Purpose: Based on the promising results of a Phase I study with a combination of gemcitabine and DTIC performed in advanced soft tissue sarcoma (ASTS) patients, and due to the limited efficacy of second or third line therapies in those patients, we designed a Phase II study to determine the activity of this new regimen. Methods: Patients with ASTS, measurable disease, pretreated with chemotherapy, received gemcitabine 1,800 mg/m² infused over 180 min followed by DTIC 500 mg/m² (one cycle), every 2 weeks. The pharmacokinetics (PK) of gemcitabine and 2′,2′-difluorodeoxyuridine (dFdU), and the accumulation of gemcitabine triphosphate (dFdCTP) by peripheral blood mononuclear cells were studied. The influence of the sequence of administration on those parameters was examined to exclude potential drug interactions. Results: Twenty-six patients received a total of 158 cycles (mean four cycles, range 1–18).
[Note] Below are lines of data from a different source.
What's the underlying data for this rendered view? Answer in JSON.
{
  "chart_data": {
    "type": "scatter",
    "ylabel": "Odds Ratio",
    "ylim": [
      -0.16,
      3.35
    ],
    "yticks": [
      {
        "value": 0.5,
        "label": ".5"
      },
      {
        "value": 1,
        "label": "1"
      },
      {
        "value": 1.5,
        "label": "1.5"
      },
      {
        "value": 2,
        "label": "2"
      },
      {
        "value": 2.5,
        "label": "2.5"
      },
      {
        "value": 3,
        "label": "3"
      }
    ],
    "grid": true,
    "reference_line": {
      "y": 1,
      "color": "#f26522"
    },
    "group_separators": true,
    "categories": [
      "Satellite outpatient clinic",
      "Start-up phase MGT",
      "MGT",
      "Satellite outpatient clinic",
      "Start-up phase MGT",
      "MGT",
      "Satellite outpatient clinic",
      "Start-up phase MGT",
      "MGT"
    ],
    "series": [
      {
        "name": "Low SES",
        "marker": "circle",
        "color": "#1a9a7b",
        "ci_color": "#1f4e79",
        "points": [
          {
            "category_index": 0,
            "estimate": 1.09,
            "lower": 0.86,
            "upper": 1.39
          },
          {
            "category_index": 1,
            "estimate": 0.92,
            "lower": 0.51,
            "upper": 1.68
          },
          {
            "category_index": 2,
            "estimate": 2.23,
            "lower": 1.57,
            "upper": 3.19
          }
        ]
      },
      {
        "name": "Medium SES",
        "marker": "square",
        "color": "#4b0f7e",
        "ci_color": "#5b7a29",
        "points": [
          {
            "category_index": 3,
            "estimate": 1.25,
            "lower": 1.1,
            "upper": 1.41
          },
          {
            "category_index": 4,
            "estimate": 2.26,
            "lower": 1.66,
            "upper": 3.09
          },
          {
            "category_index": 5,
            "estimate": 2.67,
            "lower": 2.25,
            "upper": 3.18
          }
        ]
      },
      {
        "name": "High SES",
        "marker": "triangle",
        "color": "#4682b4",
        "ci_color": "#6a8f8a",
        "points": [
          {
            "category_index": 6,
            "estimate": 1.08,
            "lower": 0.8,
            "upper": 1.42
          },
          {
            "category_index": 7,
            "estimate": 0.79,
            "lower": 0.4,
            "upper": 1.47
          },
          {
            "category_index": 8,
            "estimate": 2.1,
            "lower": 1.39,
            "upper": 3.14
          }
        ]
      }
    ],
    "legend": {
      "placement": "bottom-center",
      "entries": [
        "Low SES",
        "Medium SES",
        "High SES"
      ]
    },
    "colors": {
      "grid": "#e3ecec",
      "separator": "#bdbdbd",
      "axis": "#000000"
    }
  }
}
Grade 3–4 anemia (23% of patients), granulocytopenia (46%) or thrombocytopenia (12%), and grade 3 increase in AST (18%), ALT (21%), or γ-glutamyl-transferase (9%) were noted. Response rate in 23 patients was 4% (95% CI: 0–24%), and in 8 of 11 patients stable disease lasted > 6 months. Progression-free rate (PFR) at 3 and 6 months was, respectively, 48 and 28%, and median overall survival 37 weeks. Pooled data from the Phase I and Phase II studies showed clinical benefit in patients with leiomyosarcomas (LMS) (57%) and malignant fibrous histiocytomas (MFH) (33%). The sequence of administration did not influence PK of gemcitabine or dFdU. There was a trend (P = 0.11) toward a lower accumulation of dFdCTP when DTIC preceded gemcitabine. Conclusions: Although the remission rate was low, PFR figures indicate that this regimen has activity in patients with ASTS. It should be compared with DTIC, or other gemcitabine-containing combinations, in patients with LMS or MFH, to determine whether this combination offers advantages in PFR or in overall activity.J. Fra and R. Losa contributed equally to this work.